“Never been a better time to organize”
Check our latest stories and updates from PELRA reform to Dancing in the Streets to 1934 & Now.
Hello, friends! Hello, new subscribers! It’s been a bit since Up With the Workers has been in your inbox, and if this is the first newsletter you’re receiving—welcome!
Isa has been holding down the fort at Workday Magazine while I’ve been on a study abroad trip in Europe–more on that later.
Check out her latest stories below, and some highlights, info for Youth @ Work, and more!
How PELRA Reform has Opened the Door to New Organizing for Over 23,000 Workers at UMN
This legislative season, university workers won reform to the Public Employer Labor Relations Act (PELRA) that enables over 23,000 workers to organize into unions across the University of Minnesota (including me and Isa, who are employees of the U!)
Read more about it here: “There Has Never Been a Better Time to Organize”: How PELRA Reform has Opened the Door to New Organizing for Over 23,000 Workers at UMN.
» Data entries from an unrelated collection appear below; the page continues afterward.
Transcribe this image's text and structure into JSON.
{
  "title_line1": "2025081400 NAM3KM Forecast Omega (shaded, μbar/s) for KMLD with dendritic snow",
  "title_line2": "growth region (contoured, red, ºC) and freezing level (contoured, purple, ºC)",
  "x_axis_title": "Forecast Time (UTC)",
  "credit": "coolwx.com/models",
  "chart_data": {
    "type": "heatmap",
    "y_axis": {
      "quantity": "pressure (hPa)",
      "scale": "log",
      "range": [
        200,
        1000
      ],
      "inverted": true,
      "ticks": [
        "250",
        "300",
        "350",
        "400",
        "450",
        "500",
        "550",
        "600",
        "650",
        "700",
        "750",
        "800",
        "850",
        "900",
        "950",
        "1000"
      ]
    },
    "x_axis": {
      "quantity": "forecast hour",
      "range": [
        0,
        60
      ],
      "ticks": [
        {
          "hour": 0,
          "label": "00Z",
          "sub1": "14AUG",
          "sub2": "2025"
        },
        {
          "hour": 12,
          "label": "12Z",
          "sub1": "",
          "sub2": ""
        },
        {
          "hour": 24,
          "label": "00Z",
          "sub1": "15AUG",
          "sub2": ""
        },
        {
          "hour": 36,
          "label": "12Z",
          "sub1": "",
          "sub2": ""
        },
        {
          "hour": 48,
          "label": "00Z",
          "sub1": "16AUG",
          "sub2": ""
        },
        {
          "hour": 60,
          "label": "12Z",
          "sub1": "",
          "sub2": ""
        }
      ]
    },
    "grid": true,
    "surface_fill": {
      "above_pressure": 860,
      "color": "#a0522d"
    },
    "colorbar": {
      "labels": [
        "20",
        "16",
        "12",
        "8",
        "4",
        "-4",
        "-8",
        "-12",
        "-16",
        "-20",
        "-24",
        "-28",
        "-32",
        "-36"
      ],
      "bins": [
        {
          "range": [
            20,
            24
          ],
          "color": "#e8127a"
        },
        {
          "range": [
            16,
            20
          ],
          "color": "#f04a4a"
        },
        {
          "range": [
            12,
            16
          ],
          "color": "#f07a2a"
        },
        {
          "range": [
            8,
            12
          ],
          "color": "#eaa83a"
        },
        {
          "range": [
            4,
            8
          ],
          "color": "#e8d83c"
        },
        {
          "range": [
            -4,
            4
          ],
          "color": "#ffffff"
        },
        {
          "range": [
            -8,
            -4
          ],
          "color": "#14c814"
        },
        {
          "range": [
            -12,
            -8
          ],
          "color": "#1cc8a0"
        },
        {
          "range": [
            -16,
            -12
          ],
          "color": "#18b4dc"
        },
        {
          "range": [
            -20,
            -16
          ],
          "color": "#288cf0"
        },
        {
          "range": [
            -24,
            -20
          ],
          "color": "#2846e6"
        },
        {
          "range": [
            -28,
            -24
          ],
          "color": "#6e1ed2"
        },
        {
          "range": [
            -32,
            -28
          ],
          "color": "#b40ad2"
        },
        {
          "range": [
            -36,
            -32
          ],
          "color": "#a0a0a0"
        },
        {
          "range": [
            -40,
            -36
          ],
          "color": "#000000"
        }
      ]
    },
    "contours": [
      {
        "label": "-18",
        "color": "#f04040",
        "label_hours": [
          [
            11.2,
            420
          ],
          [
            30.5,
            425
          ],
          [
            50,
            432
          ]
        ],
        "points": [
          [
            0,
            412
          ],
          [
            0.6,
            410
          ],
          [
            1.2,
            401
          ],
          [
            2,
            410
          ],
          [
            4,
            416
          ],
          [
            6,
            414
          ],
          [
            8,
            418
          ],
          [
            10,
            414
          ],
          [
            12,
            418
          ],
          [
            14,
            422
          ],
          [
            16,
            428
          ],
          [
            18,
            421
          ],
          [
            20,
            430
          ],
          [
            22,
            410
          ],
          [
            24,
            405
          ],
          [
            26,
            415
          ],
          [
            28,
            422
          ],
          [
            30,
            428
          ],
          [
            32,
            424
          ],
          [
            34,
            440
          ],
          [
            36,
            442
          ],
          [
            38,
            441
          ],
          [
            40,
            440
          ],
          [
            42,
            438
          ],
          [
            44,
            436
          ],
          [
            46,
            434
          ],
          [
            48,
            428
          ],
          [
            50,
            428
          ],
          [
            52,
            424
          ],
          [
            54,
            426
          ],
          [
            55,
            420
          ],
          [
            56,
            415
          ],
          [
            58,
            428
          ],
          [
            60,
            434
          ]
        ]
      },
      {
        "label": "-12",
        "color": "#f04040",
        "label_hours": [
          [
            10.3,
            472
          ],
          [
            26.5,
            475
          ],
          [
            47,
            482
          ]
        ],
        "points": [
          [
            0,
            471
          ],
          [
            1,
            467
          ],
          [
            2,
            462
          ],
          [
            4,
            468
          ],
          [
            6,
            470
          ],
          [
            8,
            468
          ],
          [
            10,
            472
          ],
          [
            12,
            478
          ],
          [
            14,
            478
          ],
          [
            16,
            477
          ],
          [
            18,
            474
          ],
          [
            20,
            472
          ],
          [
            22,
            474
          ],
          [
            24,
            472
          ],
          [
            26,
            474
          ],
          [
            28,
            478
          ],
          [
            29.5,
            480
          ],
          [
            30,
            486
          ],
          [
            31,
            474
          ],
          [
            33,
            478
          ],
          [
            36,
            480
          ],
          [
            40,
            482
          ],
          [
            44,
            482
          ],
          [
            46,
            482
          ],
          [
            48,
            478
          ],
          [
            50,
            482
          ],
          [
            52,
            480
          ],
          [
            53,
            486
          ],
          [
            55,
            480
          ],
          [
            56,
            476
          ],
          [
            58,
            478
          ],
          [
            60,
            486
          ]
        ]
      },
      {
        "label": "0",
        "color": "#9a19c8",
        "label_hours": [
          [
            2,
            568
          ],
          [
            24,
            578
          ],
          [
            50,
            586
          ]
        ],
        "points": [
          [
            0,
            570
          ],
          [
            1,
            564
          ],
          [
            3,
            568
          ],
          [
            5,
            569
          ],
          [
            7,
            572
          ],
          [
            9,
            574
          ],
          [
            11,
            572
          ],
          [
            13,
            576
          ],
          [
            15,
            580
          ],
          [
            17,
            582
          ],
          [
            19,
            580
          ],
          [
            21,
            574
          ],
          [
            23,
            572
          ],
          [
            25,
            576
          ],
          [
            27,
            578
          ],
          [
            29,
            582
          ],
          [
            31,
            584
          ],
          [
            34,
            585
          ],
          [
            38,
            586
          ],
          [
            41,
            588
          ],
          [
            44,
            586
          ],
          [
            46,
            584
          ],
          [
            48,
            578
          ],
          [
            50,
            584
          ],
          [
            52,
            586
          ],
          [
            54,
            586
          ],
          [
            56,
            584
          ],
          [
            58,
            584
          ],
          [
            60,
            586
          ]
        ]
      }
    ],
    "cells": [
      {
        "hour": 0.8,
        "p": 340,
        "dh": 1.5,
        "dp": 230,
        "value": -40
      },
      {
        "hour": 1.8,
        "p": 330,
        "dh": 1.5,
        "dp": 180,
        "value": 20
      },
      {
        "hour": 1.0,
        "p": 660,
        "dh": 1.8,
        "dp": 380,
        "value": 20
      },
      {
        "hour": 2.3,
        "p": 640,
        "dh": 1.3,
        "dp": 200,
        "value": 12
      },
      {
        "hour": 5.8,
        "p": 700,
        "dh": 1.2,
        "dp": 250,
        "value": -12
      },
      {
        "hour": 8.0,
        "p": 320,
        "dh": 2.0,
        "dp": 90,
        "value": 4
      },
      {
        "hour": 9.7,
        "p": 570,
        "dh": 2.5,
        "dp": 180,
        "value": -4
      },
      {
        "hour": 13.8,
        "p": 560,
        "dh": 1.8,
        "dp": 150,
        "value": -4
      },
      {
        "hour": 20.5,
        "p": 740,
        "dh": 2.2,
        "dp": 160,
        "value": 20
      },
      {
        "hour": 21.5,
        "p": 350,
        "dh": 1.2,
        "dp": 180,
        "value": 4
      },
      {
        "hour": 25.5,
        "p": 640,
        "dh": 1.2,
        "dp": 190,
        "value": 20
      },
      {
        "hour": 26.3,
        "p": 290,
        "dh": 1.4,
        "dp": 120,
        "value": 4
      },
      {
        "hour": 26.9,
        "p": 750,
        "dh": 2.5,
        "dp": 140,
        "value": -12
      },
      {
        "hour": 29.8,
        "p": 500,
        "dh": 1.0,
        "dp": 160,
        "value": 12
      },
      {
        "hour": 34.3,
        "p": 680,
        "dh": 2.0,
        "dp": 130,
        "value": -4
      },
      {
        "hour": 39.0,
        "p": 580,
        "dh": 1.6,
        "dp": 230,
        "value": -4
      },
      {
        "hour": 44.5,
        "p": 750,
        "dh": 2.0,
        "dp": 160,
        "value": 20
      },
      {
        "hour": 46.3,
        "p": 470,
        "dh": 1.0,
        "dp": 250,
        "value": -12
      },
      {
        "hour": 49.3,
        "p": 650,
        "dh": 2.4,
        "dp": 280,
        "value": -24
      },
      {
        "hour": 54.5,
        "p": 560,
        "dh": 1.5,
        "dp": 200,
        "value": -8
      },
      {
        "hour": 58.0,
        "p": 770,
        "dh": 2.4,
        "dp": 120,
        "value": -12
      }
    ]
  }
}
Isa also covered the fourth annual Dancing in the Streets, held by Minneapolis sex workers and allies in early June, to commemorate International Whores Day and demand workers protections and the decriminalization of sex work. Check it out here: The 4th Annual “Dancing in the Streets” with Minneapolis Sex Workers.
1934 & Now
This year marks the 90th anniversary of the strike that made Minneapolis a union town.
If you’re making a visit to Minneapolis Central Library anytime soon, be sure to stop by the art show commemorating the Minneapolis Truckers’ Strike of 1934, organized by Remember 1934.
Each artist beautifully engaged with different aspects of the history and its legacy today: solidarity on the picket lines, capitalist greed and exploitation, fascist violence, dissent on the streets of Minnesota today, and more. Carolyn Olson, who I interviewed back in the summer of 2022 about her essential worker portrait series, painted scenes from the strike commemorating the labor of women. And Olivia Levins Holden commemorates the intersection of movements and solidarity, including the labor of truckers delivering aid to Gaza.
Another exciting part of the show is the work of Drew Peterson from Juxtaposition Arts in leading a team of ten youth artists on the installation of a mural in the North Loop of Minneapolis where the strike took place. Currently, there’s a plaque commemorating the events of Bloody Friday that Remember 1934 worked to put up in 2015.
📅 More 1934 & Now events:
This Sunday, June 23, East Side Freedom Library is screening films related to labor history and contemporary issues from 1-4pm.
On July 20, there will be a memorial wreath laying at the site of Bloody Friday at 4pm.
ESFL is also hosting a film screening and discussion on July 26.
There will be a 90th anniversary picnic on July 27 at noon at Wabun Picnic Area. We hope to see you there!
Youth @ Work
Know any high school/GED students who would like to get paid for learning about their rights at work? Attend this class on Saturday, July 13 by the Labor Education Service, the Minnesota Department of Labor and Industry, and the Minnesota AFL-CIO. For information and registration call 612-625-2394 or email williac@umn.edu.
Study abroad highlights
For three weeks, I stayed in London as part of a study abroad course where I learned about the United Kingdom and Brexit. Every day we had field trips or lectures where we learned about economics, the history of global trade, and the British empire, with a bit of working class and social justice organizing history. We went on a lot of walking tours through the city of London, but a highlight for me was our visit to the Museum of London Docklands at the Canary Wharf, a social history museum that included an exhibit on the history of sugar, the slave trade and abolition. Another highlight was a day trip to Brussels, Belgium, where we visited the European Union Parliament building just before they held an election, in which far-right parties made some gains.
Thank you for reading. Up, up with liberation!